Is Your Sex Life Really Private? The Truth About Online Dating Sites
Continued from previous page
But advertisers are not the only interested party that might come across how much booze you drink. Thanks to the lack of precautions like HTTPS protection, the information contained in both active and ghost accounts can surface in surprising ways. How would that Ashley Madison adultery account play during a nasty divorce?
In a piece for Computer World, Robert L. Mitchell points out that users would be wise to get to know the sites' privacy policies. "Ideally, you should have a good idea what will happen if the site is presented with a subpoena or court order."
But even sites that promise not to give it up for a subpoena can't fully protect the data, Mitchell explains in his piece, citing lawyer and privacy expert Jonathan Sablone:
"If there's information within that database that may be relevant to a divorce proceeding, then through a court order, it's possible to obtain that. If the court issues an order, you've got to do it" [says Sablone]. While businesses routinely delete old records to protect themselves from future legal discovery requests, many online dating sites don't. "The danger of retaining information longer [than is necessary] is that it opens the door for legal processes down the road," says Sablone.
There's also a multitude of ways that information from a seemingly private profile can be revealed on the web. EFF points out that photos from Web sites can end up in Google Image search, revealing the identity of a user trying to stay anonymous by using a psuedonym (increasing advances in facial recognition technology will make it easier and easier for a person's identity to be ascertained with just a picture). Sites with public profiles allow a user's info to be indexed by Google.
"So think hard about how you’d feel if a potential employer or acquaintance found personal data about you on a dating site. This might be a particular concern for individuals who use niche dating sites, such as HIV-positive or queer dating sites," warns the EFF.
Meanwhile, existing laws are not even close to adequate. The Electronic Communications Privacy Act, which deals with government intrusions, was enacted in 1986.

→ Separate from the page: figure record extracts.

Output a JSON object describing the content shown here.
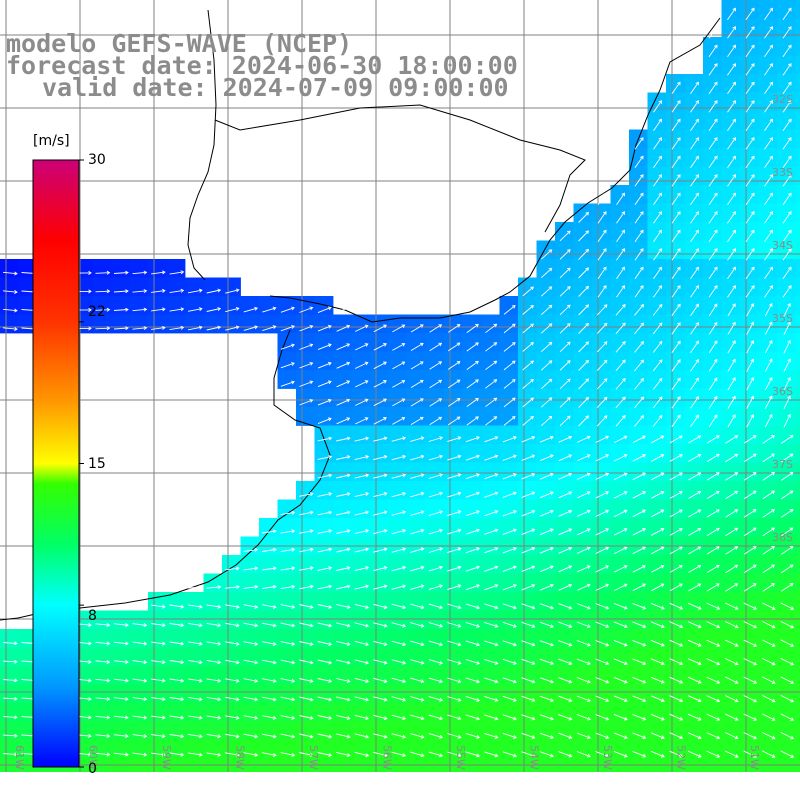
{
  "title": {
    "model": "modelo GEFS-WAVE (NCEP)",
    "forecast": "forecast date: 2024-06-30 18:00:00",
    "valid": "valid date: 2024-07-09 09:00:00"
  },
  "colorbar": {
    "unit": "[m/s]",
    "min": 0,
    "max": 30,
    "ticks": [
      {
        "value": 0,
        "label": "0"
      },
      {
        "value": 8,
        "label": "8"
      },
      {
        "value": 15,
        "label": "15"
      },
      {
        "value": 22,
        "label": "22"
      },
      {
        "value": 30,
        "label": "30"
      }
    ],
    "stops": [
      {
        "value": 0,
        "color": "#0000ff"
      },
      {
        "value": 4,
        "color": "#0099ff"
      },
      {
        "value": 8,
        "color": "#00ffff"
      },
      {
        "value": 11,
        "color": "#00ff66"
      },
      {
        "value": 14,
        "color": "#33ff00"
      },
      {
        "value": 15,
        "color": "#ffff00"
      },
      {
        "value": 18,
        "color": "#ff9900"
      },
      {
        "value": 22,
        "color": "#ff3300"
      },
      {
        "value": 26,
        "color": "#ff0000"
      },
      {
        "value": 30,
        "color": "#cc0077"
      }
    ]
  },
  "map": {
    "lon_range": [
      -61,
      -51
    ],
    "lat_range": [
      -38.8,
      -30.3
    ],
    "lat_labels": [
      "32S",
      "33S",
      "34S",
      "35S",
      "36S",
      "37S",
      "38S"
    ],
    "lon_labels": [
      "61W",
      "60W",
      "59W",
      "58W",
      "57W",
      "56W",
      "55W",
      "54W",
      "53W",
      "52W",
      "51W"
    ],
    "label_color": "#8c8c8c",
    "grid_color": "#808080",
    "land_color": "#ffffff",
    "coast_color": "#000000",
    "arrow_color": "#ffffff"
  }
}
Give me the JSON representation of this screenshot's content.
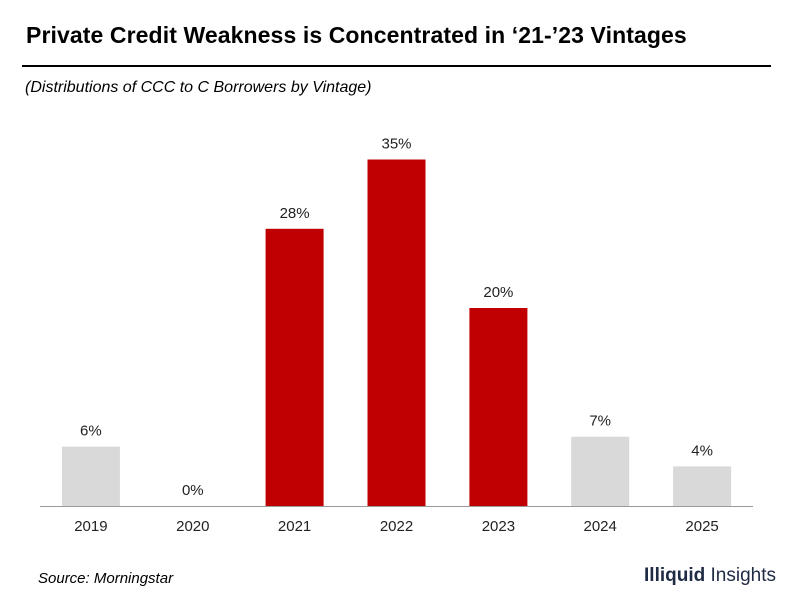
{
  "header": {
    "title": "Private Credit Weakness is Concentrated in ‘21-’23 Vintages",
    "subtitle": "(Distributions of CCC to C Borrowers by Vintage)"
  },
  "footer": {
    "source": "Source: Morningstar",
    "brand_bold": "Illiquid",
    "brand_light": " Insights"
  },
  "colors": {
    "highlight": "#c00000",
    "muted": "#d9d9d9",
    "axis": "#9a9a9a",
    "brand": "#1f2a44"
  },
  "chart_data": {
    "type": "bar",
    "title": "Private Credit Weakness is Concentrated in ‘21-’23 Vintages",
    "subtitle": "(Distributions of CCC to C Borrowers by Vintage)",
    "xlabel": "",
    "ylabel": "",
    "categories": [
      "2019",
      "2020",
      "2021",
      "2022",
      "2023",
      "2024",
      "2025"
    ],
    "values": [
      6,
      0,
      28,
      35,
      20,
      7,
      4
    ],
    "labels": [
      "6%",
      "0%",
      "28%",
      "35%",
      "20%",
      "7%",
      "4%"
    ],
    "highlighted": [
      false,
      false,
      true,
      true,
      true,
      false,
      false
    ],
    "ylim": [
      0,
      35
    ],
    "grid": false,
    "legend": "none"
  }
}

Court decisions tend to benefit tech companies and aggregators over users. In the 2001 In Re DoubleClick case, highlighted by Lori Andrews in her book, a judge argued in part that a data aggregator was not liable for accessing private information stored on a computer because their intent was to make a profit, rather than commit a crime.
"If someone broke into my house and put a videocam in my bedroom, would we really let him get away with it if he said, I wasn't intending to invade your privacy, I just run a business where we sell sex tapes?" Andrews says, putting the decision in perspective.
The Computer Fraud and Abuse Act, which makes it illegal to break into a computer to access information cannot apply to data aggregators because the person suing must prove a direct hit of $5,000 as a result, Andrews says. The Stored Communications Act, which prohibits accessing stored electronic information, also doesn't do the trick, even though it seems like a natural guard against cookies and other mechanisms for pulling users' data. Courts have interpreted the law in such a way that if a Web site (Facebook, OkCupid) gives consent for a user's information to be tracked by another site (data aggregation company), users whose information is being shared can't sue, says Andrews.
On February 23, the Obama administration released a proposal for an online privacy "bill of rights," calling for technology companies and consumer groups to come up with regulations that would protect consumers. A few big ones signaled that they'd agree to a Do Not Track option, but critics pointed out that the move was basically a promise for self-regulation (and effective self-policing on privacy issues is not something online companies are well known for).